= Shigeo Kishibe =

Shigeo Kishibe (岸辺 成雄, Kishibe Shigeo) was a Japanese musicologist specializing in the study of East Asian music.

==Life==
Kishibe was born in Tokyo in the district of Kanda-Jinbōchō, to Fukuo Kishibe, an educator and children's writer. He was first exposed to music through music in his father's stories, and made his first record and stage appearance at age 9 (by East Asian age reckoning) and first appeared on the radio at age 14. As a teenager, he became fascinated by Asian history. At this time he also met the eminent scholar of Japanese and Asian music Hisao Tanabe. In April 1933, he enrolled at the Tokyo Imperial University Division of Asiatic History of the Faculty of Letters, studying under Hiroshi Ikeuchi.
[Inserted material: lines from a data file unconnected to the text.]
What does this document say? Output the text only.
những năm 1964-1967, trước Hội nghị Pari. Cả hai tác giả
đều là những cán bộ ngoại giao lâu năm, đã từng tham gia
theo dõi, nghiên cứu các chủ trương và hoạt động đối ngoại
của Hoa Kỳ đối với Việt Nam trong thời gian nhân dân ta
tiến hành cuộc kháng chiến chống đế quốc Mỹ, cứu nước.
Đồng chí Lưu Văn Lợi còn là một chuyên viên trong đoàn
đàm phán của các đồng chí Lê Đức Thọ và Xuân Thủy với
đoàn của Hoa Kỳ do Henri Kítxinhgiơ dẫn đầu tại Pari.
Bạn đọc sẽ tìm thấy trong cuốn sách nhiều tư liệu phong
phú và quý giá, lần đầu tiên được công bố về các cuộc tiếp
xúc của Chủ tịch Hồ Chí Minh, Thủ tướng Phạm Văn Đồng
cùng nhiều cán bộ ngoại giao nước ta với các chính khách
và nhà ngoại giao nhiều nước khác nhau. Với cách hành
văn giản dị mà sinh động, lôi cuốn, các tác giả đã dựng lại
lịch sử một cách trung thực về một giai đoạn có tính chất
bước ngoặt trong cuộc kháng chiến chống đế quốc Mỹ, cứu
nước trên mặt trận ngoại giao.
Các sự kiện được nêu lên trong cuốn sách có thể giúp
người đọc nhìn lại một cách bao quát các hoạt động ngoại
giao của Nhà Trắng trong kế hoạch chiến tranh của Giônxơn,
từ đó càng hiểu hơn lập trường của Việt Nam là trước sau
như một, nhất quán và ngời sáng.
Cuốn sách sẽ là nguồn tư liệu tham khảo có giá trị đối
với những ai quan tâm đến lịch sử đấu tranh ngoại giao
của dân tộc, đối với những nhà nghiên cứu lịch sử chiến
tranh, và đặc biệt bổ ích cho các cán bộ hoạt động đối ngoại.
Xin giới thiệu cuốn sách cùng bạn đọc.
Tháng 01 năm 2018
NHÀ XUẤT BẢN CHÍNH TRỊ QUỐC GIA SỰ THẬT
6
He graduated in 1936, with a graduate thesis on modal systems of popular music of the Sui and Tang Dynasties.

Upon graduation, he co-founded (with Tadasumi Iida) a new academic society for the study of Asian music, the Tōyō Ongaku Gakkai (Society for Research in Asiatic Music). During this period he was supported by grants from the Imperial Academy and the Keimei Foundation and was active in colonial field research in Korea (visited in 1941) and China (visited in 1943). Upon these visits, he encountered the surviving aak and yayue forms, as well as popular theatrical and instrumental forms. In the 1940s, he taught senior high school and lectured in Asian and Japanese music history.
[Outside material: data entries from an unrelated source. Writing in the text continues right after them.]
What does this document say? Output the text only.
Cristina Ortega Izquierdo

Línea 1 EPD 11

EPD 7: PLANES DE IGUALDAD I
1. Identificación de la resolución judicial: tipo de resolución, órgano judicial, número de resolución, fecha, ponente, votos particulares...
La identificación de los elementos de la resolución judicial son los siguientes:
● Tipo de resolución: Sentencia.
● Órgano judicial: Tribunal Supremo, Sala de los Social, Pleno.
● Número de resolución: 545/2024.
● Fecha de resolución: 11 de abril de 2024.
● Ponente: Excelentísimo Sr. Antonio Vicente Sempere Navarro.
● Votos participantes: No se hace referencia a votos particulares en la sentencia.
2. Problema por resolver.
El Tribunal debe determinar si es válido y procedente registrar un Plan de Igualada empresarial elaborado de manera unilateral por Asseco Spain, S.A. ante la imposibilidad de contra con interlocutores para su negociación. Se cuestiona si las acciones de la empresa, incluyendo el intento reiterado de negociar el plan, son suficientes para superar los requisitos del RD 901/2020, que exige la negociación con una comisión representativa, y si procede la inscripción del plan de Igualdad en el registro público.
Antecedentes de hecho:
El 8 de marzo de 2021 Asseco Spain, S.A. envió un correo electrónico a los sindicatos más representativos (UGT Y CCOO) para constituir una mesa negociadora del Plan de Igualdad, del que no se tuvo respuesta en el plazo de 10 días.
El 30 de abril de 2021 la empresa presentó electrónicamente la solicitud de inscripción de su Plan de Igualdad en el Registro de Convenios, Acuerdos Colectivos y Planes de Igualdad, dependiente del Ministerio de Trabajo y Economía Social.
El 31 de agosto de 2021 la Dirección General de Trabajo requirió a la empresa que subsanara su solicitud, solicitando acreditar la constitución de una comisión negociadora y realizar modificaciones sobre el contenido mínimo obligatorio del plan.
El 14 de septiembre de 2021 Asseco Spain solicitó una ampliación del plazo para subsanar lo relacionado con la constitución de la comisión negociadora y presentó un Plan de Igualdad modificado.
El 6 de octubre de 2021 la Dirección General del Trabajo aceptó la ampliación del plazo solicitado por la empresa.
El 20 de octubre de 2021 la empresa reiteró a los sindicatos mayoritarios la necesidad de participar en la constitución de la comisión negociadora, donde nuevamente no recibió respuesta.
From 1949 to 1973, he taught at the University of Tokyo, first as an associate professor, as a full professor after 1961, and becoming Emeritus Professor upon retiring. In this retirement, he continued to teach as a professor at Teikyo University until 1994. He also lectured at numerous other universities, including Tokyo National University of Fine Arts and Music, Soai Women's University, Niigata University, Hirosaki University, and Waseda University. He was also a research fellow at Tokyo National Research Institute for Cultural Properties. In 1957–58, 1962–63, and 1973–74, he visited the United States and held visiting positions at Harvard University, University of California Los Angeles, University of Hawaii, University of Washington, and Stanford University. He also held advisory positions with several international organizations for music research. In 1982, he was invested with the Order of the Rising Sun, 3rd class.

He married Yori Sasaki in 1941 and they had three children together. She was an eminent koto and shamisen player in her own right, and was awarded the Order of the Sacred Treasure, fourth class in 1992.

==Research==
His book on the musical institutions of the Tang dynasty, Tōdai ongaku no rekishiteki kenkyū: Gakusei-hen 唐代音楽の歴史的研究, was awarded the Japan Academy Prize in 1961. His last book, Edo jidai no kin-shi monogatari 江戸時代の琴士物語 [Tales of qin (guqin) players during the Edo period], was awarded the Tanabe Hisao Prize.

Although most of his research was historical in nature and dealt with very old music, he also conducted fieldwork in various regions in Japan, China, and other parts of Asia. To his students, he emphasized the importance of having practical experience performing the music one studies. He himself played gagaku (the shō and the hichiriki), the nōkan, nagauta, itchu-būshi, and the Chinese guqin.